La sfida era ambiziosa: fondare un’associazione che non solo raccogliesse intorno a sé incordatori italiani di qualità, ma che promuovesse la formazione e l’aggiornamento per tutti gli appassionati italiani che desiderassero approcciare questo mondo così strano, ma affascinante.

In più, si voleva anche creare una cultura sulle incordature assolutamente inesistente in Italia, per mettere a disposizione di tutti i giocatori di tennis, agonisti o semplici appassionati, le competenze di professionisti qualificati in grado di migliorare il loro gioco aiutandoli nelle scelte migliori relative alle corde ed alle tensioni da utilizzare sui propri telai.

Dopo un anno è tempo di bilanci…ed il bilancio è entusiasmante!

Cominciamo con un po’ di numeri.

I soci IRSA crescono di giorno in giorno e dopo solo 12 mesi l’associazione può vantare di aver già “staccato” 80 tessere, e di aver risposto a circa 150 richieste e quesiti vari arrivati tramite il form compilabile sul sito IRSA.

Dopo il corso iniziale del gennaio 2012 (dal quale sono arrivati i primi 29 soci), nel corso dei mesi sono stati attivati sul territorio, tramite i nostri tutor, 37 corsi individuali di 1° livello, e 9 test di ammissione diretta al secondo livello.

Ad oggi, le uniche quattro regioni italiane dove non è presente almeno un IRSA Stringer sono l’Umbria (ma è previsto un test nei prossimi giorni), la Calabria, il Molise e la Valle d’Aosta.

I contatti sul sito IRSA sono stati tantissimi e inaspettati. La tabella qui sotto riporta le visite di utenti diversi ricevute da quando (maggio 2012) il sito IRSA è stato trasferito su un server italiano.

accessi sito IRSA

Cosa significano questi dati ?

Prima di tutto che il “fenomeno IRSA” sta diventando sempre più importante agli occhi degli appassionati italiani, che riconoscono nell’associazione un vero, fondamentale punto di riferimento nel settore delle incordature.

Poi che la IRSA è un progetto che piace per la sua organizzazione.
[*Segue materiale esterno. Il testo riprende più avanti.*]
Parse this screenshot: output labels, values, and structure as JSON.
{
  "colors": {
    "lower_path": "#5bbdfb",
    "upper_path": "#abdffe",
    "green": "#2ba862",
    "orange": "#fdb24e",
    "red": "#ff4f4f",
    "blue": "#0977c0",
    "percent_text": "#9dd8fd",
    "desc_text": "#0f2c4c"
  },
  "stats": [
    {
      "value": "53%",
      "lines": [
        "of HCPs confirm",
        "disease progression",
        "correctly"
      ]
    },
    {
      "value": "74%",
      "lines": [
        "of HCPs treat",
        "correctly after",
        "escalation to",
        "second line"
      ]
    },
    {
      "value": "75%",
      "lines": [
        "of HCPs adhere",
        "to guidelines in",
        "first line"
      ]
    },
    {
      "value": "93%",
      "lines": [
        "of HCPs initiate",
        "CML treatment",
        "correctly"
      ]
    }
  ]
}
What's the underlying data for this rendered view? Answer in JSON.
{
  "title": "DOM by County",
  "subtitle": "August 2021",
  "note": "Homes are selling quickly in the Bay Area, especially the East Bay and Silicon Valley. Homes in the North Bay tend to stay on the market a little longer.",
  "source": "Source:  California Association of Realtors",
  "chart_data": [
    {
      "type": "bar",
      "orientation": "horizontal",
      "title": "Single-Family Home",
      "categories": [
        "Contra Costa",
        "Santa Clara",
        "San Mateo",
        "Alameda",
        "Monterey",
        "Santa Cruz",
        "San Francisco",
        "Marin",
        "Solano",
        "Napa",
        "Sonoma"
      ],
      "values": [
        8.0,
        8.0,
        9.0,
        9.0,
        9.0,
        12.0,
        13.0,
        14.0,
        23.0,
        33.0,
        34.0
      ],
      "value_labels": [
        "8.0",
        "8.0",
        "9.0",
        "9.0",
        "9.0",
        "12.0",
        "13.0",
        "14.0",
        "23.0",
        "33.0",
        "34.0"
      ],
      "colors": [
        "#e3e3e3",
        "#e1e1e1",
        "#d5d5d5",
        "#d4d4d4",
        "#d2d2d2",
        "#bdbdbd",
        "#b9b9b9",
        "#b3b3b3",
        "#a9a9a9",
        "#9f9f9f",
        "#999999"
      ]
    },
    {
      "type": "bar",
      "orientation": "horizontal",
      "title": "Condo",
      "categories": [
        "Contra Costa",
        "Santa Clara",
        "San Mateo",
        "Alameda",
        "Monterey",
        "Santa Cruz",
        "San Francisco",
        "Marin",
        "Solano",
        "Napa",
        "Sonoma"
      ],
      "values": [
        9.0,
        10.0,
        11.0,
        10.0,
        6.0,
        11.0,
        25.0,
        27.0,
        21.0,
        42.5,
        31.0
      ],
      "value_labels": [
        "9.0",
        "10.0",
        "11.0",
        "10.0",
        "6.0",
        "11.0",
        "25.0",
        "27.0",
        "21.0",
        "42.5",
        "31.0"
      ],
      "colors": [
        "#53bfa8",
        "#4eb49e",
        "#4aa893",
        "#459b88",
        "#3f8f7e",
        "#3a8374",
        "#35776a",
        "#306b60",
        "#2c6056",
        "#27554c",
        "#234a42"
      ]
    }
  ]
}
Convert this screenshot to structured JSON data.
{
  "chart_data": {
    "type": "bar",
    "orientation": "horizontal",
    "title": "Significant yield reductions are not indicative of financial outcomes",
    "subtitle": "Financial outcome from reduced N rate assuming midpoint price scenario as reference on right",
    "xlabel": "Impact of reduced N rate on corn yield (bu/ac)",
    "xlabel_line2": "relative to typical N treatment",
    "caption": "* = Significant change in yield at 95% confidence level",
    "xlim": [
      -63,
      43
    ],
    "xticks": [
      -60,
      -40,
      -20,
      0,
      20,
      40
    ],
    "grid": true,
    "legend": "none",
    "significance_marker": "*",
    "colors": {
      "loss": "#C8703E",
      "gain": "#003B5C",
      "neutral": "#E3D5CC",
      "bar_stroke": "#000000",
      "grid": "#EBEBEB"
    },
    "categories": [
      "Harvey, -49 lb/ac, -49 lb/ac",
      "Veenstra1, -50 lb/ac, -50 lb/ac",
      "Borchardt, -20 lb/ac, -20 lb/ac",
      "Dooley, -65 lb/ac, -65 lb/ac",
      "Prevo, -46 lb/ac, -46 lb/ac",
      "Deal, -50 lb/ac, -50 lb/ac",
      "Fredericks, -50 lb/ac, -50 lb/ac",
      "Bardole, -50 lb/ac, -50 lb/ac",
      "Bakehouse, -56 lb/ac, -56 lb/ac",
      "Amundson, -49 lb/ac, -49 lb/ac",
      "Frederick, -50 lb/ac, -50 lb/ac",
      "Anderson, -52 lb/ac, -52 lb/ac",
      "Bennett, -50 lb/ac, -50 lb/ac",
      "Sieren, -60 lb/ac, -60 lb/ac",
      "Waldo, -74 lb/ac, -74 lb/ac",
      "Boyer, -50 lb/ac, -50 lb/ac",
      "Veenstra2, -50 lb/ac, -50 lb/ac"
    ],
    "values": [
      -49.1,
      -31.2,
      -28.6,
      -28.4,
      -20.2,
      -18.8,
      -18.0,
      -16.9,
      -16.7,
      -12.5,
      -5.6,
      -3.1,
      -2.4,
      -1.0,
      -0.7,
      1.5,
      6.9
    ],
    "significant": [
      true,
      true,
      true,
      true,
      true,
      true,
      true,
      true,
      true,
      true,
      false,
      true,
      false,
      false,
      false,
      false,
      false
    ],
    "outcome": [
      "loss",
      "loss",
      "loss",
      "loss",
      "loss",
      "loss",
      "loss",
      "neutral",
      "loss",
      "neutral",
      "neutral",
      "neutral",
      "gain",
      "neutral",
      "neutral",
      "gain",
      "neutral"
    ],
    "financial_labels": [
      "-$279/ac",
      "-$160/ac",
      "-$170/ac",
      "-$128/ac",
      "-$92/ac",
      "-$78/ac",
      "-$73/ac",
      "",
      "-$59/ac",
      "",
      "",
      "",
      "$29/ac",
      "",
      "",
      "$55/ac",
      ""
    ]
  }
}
Infatti tutti i corsi di 1° livello dell’associazione sono tenuti a livello territoriale dai nostri tutor, che sono tutti IRSA Pro Stringer e, per la maggior parte, ERSA ed USRSA MRT.

Questo significa garantire una grande competenza e qualità nella formazione sia del principiante assoluto, ma anche del negoziante o dell’incordatore di club che già opera e vuole acquisire le tecniche più corrette ed avanzate.

Tutte le persone che contattano la IRSA per frequentare uno dei nostri corsi ricevono risposte tempestive e nel giro di pochissimi giorni possono ricevere a casa loro (o con spostamenti minimi) la formazione che desiderano.

Per questo motivo un ringraziamento particolare va ai nostri splendidi 18 ragazzi che operano sul territorio. I tutor sono il vero cuore della IRSA, il motore propulsivo che in questo primo anno di rodaggio ha permesso all’associazione di crescere velocemente ed affermarsi come novità 2012 nel mondo del tennis italiano. Sicuramente senza il loro aiuto e la loro dedizione all’attività dell’associazione oggi non potremmo festeggiare questo primo anno con lo stesso entusiasmo.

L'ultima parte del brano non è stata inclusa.